Genève - Un tribunal koweïtien a condamné l'activiste Salman Al-Khalidi à une peine de cinq ans d'emprisonnement sur la base d'accusations remettant en cause son droit légitime à la liberté d'opinion et d'expression, a déclaré jeudi l'Observatoire Euro-Med des Droits de l'Homme dans un communiqué exprimant sa profonde préoccupation.

Le département criminel de la Haute Cour a rendu la sentence contre l'activiste de 23 ans par contumace après qu'il ait été condamné pour avoir insulté le Royaume d'Arabie Saoudite et publié de fausses nouvelles pour avoir exprimé ses opinions sur Twitter.

Le tribunal a fondé sa décision sur l'article 4 des dispositions du Code pénal 16 de 1960, qui contient des textes larges permettant aux autorités de poursuivre et de punir des militants pour avoir exercé leur droit d'exprimer leur opinion, garanti par la Constitution.

Euro-Med Monitor a examiné l'activité d'Al-Khalidi sur Twitter et a constaté que ses écrits s'inscrivent dans le cadre du droit à la liberté d'opinion et d'expression et de la critique légitime des autorités du Koweït ou de certains autres pays, et que rien ne justifie sa détention, son procès et son emprisonnement.

   Restreindre la liberté des personnes à exprimer leurs opinions de manière pacifique est un usage arbitraire de la loi qui remet en cause la constitution koweïtienne   

Al-Khalidi avait, à plusieurs reprises, critiqué les autorités saoudiennes dans le contexte de l'assassinat du journaliste saoudien Jamal Khashoggi dans le consulat saoudien à Istanbul en octobre 2018.
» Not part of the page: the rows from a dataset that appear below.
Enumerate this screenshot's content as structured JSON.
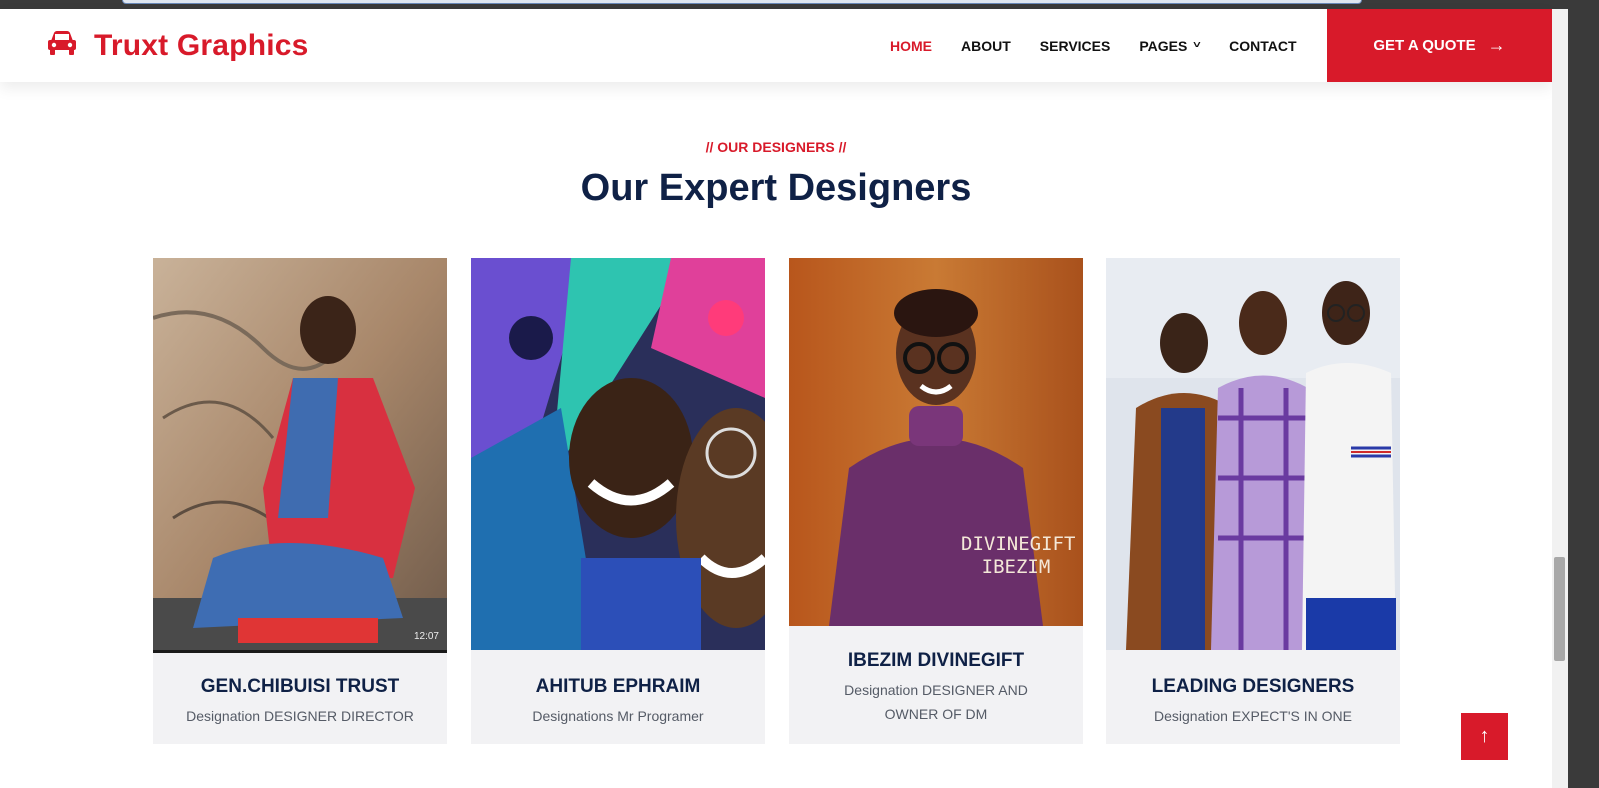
{
  "brand": {
    "name": "Truxt Graphics",
    "icon": "car-icon"
  },
  "nav": {
    "items": [
      {
        "label": "HOME",
        "active": true
      },
      {
        "label": "ABOUT",
        "active": false
      },
      {
        "label": "SERVICES",
        "active": false
      },
      {
        "label": "PAGES",
        "active": false,
        "dropdown": true
      },
      {
        "label": "CONTACT",
        "active": false
      }
    ],
    "cta": {
      "label": "GET A QUOTE",
      "icon": "arrow-right-icon"
    }
  },
  "section": {
    "subtitle": "// OUR DESIGNERS //",
    "title": "Our Expert Designers"
  },
  "designers": [
    {
      "name": "GEN.CHIBUISI TRUST",
      "designation": "Designation DESIGNER DIRECTOR",
      "photo_timestamp": "12:07"
    },
    {
      "name": "AHITUB EPHRAIM",
      "designation": "Designations Mr Programer"
    },
    {
      "name": "IBEZIM DIVINEGIFT",
      "designation": "Designation DESIGNER AND OWNER OF DM",
      "photo_watermark": "DIVINEGIFT IBEZIM"
    },
    {
      "name": "LEADING DESIGNERS",
      "designation": "Designation EXPECT'S IN ONE"
    }
  ],
  "back_to_top": {
    "icon": "arrow-up-icon"
  },
  "colors": {
    "accent": "#d81a2a",
    "heading": "#0f2146",
    "card_bg": "#f2f2f4"
  }
}
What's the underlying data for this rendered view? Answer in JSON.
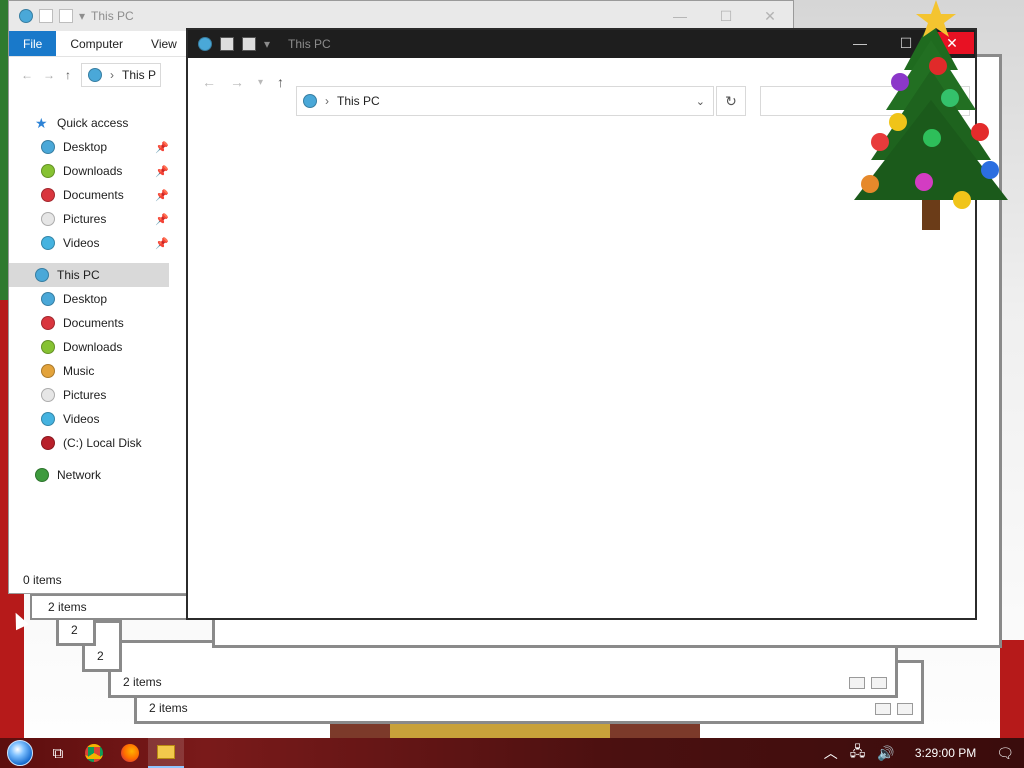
{
  "back_window": {
    "title": "This PC",
    "tabs": [
      "File",
      "Computer",
      "View"
    ],
    "address": "This P",
    "status": "0 items",
    "quick_access": {
      "label": "Quick access",
      "items": [
        {
          "label": "Desktop",
          "icon": "desktop-icon",
          "color": "#4aa8d8",
          "pinned": true
        },
        {
          "label": "Downloads",
          "icon": "downloads-icon",
          "color": "#86c232",
          "pinned": true
        },
        {
          "label": "Documents",
          "icon": "documents-icon",
          "color": "#d9363e",
          "pinned": true
        },
        {
          "label": "Pictures",
          "icon": "pictures-icon",
          "color": "#e6e6e6",
          "pinned": true
        },
        {
          "label": "Videos",
          "icon": "videos-icon",
          "color": "#45b3e0",
          "pinned": true
        }
      ]
    },
    "this_pc": {
      "label": "This PC",
      "items": [
        {
          "label": "Desktop",
          "icon": "desktop-icon",
          "color": "#4aa8d8"
        },
        {
          "label": "Documents",
          "icon": "documents-icon",
          "color": "#d9363e"
        },
        {
          "label": "Downloads",
          "icon": "downloads-icon",
          "color": "#86c232"
        },
        {
          "label": "Music",
          "icon": "music-icon",
          "color": "#e3a33b"
        },
        {
          "label": "Pictures",
          "icon": "pictures-icon",
          "color": "#e6e6e6"
        },
        {
          "label": "Videos",
          "icon": "videos-icon",
          "color": "#45b3e0"
        },
        {
          "label": "(C:) Local Disk",
          "icon": "disk-icon",
          "color": "#b8202a"
        }
      ]
    },
    "network": {
      "label": "Network",
      "color": "#3d9b3d"
    }
  },
  "ghost_windows": [
    {
      "status": "2 items"
    },
    {
      "status": "2"
    },
    {
      "status": "2"
    },
    {
      "status": "2 items"
    },
    {
      "status": "2 items"
    }
  ],
  "front_window": {
    "title": "This PC",
    "address": "This PC",
    "search_placeholder": ""
  },
  "taskbar": {
    "apps": [
      "task-view-icon",
      "chrome-icon",
      "firefox-icon",
      "file-explorer-icon"
    ],
    "clock": "3:29:00 PM"
  }
}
Le 25 décembre 2021, il est apparu dans une vidéo parlant de l'intérieur de sa voiture en évoquant l'interdiction d'entrer dans le Royaume par les autorités saoudiennes pendant 25 ans sans être informé des raisons. Il dit avoir appris cette décision lorsqu'il a tenté de se rendre du Qatar en Arabie saoudite via le port terrestre de Salwa, entre les deux pays. Il a attribué la raison de cette interdiction à l'agacement des autorités saoudiennes face à ses tweets, dans lesquels il exprimait son opinion contraire aux orientations du Royaume.

Les autorités koweïtiennes peaufinent certaines lois pour criminaliser les critiques pacifiques, comme la loi sur la cybercriminalité n° 63 de 2015, qui comprend des textes aux termes vagues pouvant être utilisés pour poursuivre les militants des médias sociaux, ainsi que l'article n° 4 de la loi n° 31 de 1970 modifiant certaines dispositions du code pénal n° 16 de 1960, qui stipule ce qui suit : "Quiconque, sans l'autorisation du gouvernement, rassemble des soldats ou accomplit tout autre acte hostile contre un pays étranger qui expose le Koweït au danger de la guerre ou de la rupture des relations politiques, sera puni d'un emprisonnement temporaire d'une durée minimale de trois ans. Si l'acte entraîne le déclenchement de la guerre ou la rupture des relations politiques, la peine est la prison à vie."

En mai 2016, la Haute Cour constitutionnelle du Koweït a rejeté un recours déposé par un militant contre l'article n° 4 de la loi n° 31 de 1970, et a déclaré que cet article "traite de la criminalisation d'actes tangibles sans rapport avec la liberté d'opinion et d'expression garantie par la constitution et réglementée par la loi."

Restreindre la liberté des personnes à exprimer leurs opinions de manière pacifique est un usage arbitraire de la loi qui remet en cause la constitution koweïtienne et les obligations internationales du Koweït en vertu des traités pertinents relatifs aux droits humains.

Les autorités koweïtiennes devraient annuler la décision prise à l'encontre d'Al-Khalidi, et cesser d'adapter les lois pour restreindre le droit des individus à la critique pacifique et à la libre expression de leurs opinions légitimes.

L'Assemblée nationale koweïtienne devrait modifier toutes les lois et tous les textes législatifs qui imposent des restrictions aux libertés, introduire une législation qui interdise de manière permanente de porter atteinte aux droits des individus et des groupes et qui contribue à créer un environnement sûr pour l'expression des opinions et l'exercice des activités civiles.